[EDITOR'S NOTE: This case is unpublished as indicated by the issuing court.]MEMORANDUM OF DECISION RE: OBJECTION TO REQUEST TO REVISE NO. 110 This matter is before the court on the plaintiff's objection to the defendants motion to revise, on the grounds that a defendant has no right to request a revision of a plaintiff's complaint in the context of an administrative appeal be sustained.
The plaintiff, Christian J. Trefz, filed a "Citation" and "Appeal" from the defendant Zoning Board of Appeals of the Town of Fairfield's July 21, 1997 decision to deny the plaintiff's CT Page 2408 applications for a Conservation Permit and a variance.1
The plaintiff objects to the request to revise filed by the individual defendants, arguing that the defendants have no right to file such a motion in the context of an administrative appeal. The plaintiff argues that Practice Book § 257(a), which governs appeals taken from the decisions of zoning boards to the superior court, does not allow for the filing of requests to revise.2 The plaintiff also argues that Practice Book § 257(d) does not include zoning appeals.3
The defendants argue that at least one superior court has allowed a motion to strike to be filed in the context of a zoning appeal. The defendants also argue that appeals from zoning boards are included as civil actions by Practice Book § 256.4 The defendants further argue that the practice is recognized in volume nine of the Practice Book.
General Statutes § 8-8 (p) provides: "The right of a person to appeal a decision of a board to the Superior Court, and the procedure prescribed in this section, shall be liberally interpreted in any case where a strict adherence to these provisions would work surprise or injustice.

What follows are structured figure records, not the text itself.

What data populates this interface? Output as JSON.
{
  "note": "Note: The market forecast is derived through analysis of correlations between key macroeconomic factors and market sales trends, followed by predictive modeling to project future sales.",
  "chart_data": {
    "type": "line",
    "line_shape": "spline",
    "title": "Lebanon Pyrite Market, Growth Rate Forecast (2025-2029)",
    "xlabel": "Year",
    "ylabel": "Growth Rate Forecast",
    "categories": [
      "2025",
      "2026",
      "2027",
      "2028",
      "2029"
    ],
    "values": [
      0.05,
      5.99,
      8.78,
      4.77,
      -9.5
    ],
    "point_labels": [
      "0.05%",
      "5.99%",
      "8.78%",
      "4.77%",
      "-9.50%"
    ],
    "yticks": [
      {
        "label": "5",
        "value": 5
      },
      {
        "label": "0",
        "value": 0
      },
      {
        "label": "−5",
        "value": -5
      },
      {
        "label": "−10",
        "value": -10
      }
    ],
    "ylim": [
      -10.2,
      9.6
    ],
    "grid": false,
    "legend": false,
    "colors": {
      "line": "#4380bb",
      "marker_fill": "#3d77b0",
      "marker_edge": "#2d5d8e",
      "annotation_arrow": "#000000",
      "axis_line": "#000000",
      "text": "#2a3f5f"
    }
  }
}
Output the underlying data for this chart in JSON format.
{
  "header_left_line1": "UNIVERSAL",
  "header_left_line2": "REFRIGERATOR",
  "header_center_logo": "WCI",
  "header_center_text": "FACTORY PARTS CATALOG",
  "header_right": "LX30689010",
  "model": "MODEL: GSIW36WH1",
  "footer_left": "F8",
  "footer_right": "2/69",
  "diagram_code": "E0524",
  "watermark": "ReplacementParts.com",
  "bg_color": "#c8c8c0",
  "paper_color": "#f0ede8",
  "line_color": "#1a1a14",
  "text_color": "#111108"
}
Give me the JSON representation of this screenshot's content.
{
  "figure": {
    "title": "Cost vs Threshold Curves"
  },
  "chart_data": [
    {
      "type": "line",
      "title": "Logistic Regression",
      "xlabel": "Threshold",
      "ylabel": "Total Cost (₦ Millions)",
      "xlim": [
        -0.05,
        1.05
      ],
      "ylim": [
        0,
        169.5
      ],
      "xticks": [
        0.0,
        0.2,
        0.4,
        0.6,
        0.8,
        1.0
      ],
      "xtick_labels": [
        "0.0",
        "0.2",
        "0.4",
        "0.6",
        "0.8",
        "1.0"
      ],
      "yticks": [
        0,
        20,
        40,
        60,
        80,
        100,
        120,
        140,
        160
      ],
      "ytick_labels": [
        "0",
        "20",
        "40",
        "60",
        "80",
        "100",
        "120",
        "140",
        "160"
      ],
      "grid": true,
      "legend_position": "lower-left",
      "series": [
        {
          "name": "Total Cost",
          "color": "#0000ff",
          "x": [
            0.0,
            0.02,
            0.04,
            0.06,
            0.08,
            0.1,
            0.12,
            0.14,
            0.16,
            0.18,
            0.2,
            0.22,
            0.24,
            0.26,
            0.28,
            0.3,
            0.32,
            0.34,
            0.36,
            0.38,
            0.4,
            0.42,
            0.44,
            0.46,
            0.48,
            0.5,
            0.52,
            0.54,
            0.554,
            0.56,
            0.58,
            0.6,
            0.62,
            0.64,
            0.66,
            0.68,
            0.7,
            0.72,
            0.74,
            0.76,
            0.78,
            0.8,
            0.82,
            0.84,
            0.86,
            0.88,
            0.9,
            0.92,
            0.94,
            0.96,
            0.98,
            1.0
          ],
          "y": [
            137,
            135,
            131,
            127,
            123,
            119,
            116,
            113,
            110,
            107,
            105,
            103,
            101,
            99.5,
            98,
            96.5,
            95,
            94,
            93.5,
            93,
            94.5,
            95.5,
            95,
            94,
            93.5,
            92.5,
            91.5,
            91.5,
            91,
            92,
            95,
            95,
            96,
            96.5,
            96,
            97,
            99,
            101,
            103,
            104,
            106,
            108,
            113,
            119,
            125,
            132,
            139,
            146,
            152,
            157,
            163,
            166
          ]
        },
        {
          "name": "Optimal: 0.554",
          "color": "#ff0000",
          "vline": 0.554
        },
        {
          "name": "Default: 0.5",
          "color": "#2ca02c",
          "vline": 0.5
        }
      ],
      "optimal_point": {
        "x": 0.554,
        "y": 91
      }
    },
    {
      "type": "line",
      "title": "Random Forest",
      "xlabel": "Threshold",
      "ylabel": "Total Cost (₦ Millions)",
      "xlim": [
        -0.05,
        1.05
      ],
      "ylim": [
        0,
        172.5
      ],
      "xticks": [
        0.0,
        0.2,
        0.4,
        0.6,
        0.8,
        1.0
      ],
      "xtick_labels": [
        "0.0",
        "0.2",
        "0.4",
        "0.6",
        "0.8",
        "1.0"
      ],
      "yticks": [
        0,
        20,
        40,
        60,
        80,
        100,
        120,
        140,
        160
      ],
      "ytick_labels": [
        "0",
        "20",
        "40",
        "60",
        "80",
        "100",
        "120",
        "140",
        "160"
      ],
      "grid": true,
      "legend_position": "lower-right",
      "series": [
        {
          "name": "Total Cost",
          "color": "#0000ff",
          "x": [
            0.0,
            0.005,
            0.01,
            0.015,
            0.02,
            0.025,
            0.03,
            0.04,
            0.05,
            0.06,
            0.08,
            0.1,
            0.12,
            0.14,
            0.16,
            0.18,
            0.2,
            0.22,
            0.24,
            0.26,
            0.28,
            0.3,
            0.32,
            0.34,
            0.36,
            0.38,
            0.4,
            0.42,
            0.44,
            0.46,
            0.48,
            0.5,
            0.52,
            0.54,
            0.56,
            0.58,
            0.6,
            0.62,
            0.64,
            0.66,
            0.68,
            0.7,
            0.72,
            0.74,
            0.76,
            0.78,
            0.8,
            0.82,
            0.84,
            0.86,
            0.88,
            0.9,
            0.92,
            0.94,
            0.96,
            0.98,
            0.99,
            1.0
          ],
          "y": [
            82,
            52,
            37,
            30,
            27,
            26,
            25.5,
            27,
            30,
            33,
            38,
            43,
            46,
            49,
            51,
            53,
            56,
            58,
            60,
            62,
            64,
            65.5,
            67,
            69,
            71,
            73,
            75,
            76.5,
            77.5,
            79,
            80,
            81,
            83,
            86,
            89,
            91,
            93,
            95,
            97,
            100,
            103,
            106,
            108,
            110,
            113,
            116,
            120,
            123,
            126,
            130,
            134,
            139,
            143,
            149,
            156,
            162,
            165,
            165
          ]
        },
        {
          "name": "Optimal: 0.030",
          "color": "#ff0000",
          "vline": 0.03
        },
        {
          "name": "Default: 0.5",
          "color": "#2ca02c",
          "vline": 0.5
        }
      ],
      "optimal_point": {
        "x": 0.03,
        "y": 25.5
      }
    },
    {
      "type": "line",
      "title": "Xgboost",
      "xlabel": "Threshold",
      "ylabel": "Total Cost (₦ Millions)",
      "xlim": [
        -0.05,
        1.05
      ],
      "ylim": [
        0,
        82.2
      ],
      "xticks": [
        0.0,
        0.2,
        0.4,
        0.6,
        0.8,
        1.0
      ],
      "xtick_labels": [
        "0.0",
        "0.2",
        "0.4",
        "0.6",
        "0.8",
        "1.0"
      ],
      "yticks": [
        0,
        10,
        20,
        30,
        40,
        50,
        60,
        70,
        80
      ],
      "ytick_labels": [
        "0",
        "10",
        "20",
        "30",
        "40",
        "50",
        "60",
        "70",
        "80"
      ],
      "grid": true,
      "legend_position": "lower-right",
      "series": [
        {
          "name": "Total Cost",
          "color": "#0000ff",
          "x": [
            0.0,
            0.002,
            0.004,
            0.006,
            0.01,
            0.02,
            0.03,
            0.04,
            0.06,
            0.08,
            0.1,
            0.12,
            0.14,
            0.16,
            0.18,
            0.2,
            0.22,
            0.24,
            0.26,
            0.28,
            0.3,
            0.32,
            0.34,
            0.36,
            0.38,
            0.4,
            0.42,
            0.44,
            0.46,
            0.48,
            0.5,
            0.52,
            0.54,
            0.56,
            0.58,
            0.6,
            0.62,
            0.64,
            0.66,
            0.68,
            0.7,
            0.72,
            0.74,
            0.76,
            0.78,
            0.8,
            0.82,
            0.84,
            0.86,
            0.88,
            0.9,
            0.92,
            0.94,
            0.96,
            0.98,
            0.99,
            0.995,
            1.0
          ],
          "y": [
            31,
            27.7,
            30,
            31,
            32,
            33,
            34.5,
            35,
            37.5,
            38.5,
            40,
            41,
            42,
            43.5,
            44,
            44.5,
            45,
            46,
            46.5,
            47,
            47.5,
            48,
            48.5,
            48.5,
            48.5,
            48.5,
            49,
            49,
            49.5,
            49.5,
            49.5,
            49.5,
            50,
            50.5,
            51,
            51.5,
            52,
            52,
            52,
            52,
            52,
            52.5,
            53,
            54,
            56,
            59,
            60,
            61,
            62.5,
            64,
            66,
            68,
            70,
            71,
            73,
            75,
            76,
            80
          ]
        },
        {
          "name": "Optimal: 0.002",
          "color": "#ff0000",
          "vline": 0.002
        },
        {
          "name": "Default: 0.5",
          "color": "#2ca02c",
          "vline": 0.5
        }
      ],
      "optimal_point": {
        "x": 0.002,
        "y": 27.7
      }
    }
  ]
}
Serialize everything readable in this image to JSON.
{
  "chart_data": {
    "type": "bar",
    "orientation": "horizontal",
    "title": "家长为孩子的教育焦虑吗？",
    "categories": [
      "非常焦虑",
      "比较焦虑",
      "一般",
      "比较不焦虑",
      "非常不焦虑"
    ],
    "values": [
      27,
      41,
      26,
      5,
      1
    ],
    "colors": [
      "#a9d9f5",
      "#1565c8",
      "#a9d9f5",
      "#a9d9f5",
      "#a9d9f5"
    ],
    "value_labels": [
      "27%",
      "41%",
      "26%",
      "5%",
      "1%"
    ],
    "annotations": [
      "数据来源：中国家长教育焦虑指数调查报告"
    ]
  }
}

The appeal shall be considered to be a civil action and, except as otherwise required by this section or the rules of the Superior Court, pleadings may be filed, amended or corrected, and parties may be summoned, substituted or otherwise joined, as provided by the general statutes."
In Buttner v. Planning and Zoning Commission of Westport, Superior Court, judicial district of Fairfield at Bridgeport, Docket No. 304231 (April 27, 1994, Levin, J.), the court considered the Plaintiff's request to amend her complaint, which was objected to by the defendants. In denying the plaintiff's request on the merits, the court noted that the appeal should be treated as a civil action. As the Buttner court noted, General Statutes § 8-8(p) was part of a revision produced by 1989 Public Acts No. 89-356. Therefore, the cases relied upon by the plaintiff, Planning and Zoning Commission v. Zoning Board ofAppeals, Superior Court, judicial district of New London, Docket No. 502430 (May 26, 1987, Schimelman, J.) and Fazzino v.Cromwell Planning and Zoning Commission, Superior Court, judicial district of Middlesex, Docket No. 047415 (May 15, 1987) (Higgins, J.), are inapposite, since Public Act 89-356 has since changed the law. CT Page 2409
Further, the third case cited by the plaintiff, Dan Beard,Inc. v. Orange Town Plan and Zoning Commission, Superior Court, judicial district of Ansonia/Milford at Milford, Docket No. 038750 (July 16, 1992) (McGrath, J.) (7 CONN. L. RPTR. 749,7 CSCR 1062, 1063) (motion to strike 42 U.S.C. § 1983 claim and claim for monetary relief from administrative appeal granted), is distinguishable on its facts from the present case. There, the court held that "[a]lthough [a]dministrative appeals are not subject to the pretrial rules, Practice Book 257(e), in certain circumstances a motion to strike in an administrative appeal may be appropriate. See Cardoza v. Zoning Commission, 211 Conn. 78, 82 n. 5, 557 A.2d 545 (1989) (motion to strike is appropriate motion to attack plaintiff's failure to allege the fact and date of publication in complaint). A claim that an administrative appeal has been misjoined with another cause of action is also a proper situation in which to utilize a pretrial motion to strike. (Internal quotation marks omitted.) Id. Thus, the superior courts have recognized that pretrial motions have a place in the administrative appeal context. See also Johnstonv. Board of Tax Review, 40 Conn. App. 946, 672 A.2d 979 (1996) (affirming trial court's granting of the defendant's motion for nonsuit for plaintiff's failure to respond to request to revise); Fairfield Resources Management v. Town of Brookfield, Superior Court, judicial district of Danbury, Docket No. 320240 (May 29, 1996) (Mihalakos, J.) (where defendants filed request to revise plaintiffs' appeal from board and plaintiffs objected, no ruling that request to revise was improper).
Finally, requests to revise are recognized as proper pleading in the context of administrative appeals under the Practice Book. A request to revise under Practice Book § 147 is appropriate to require appellant to spell out grounds for appeal, since General Statutes § 8-8 (g) requires an administrative appeal to state the reasons for bringing it. R. Fuller, 9 Connecticut Practice Book Series: Land Use Law and Practice (1993) § 27.5, p. 494.
Upon all of the above the plaintiff's objection to the defendants' request to revise is overruled.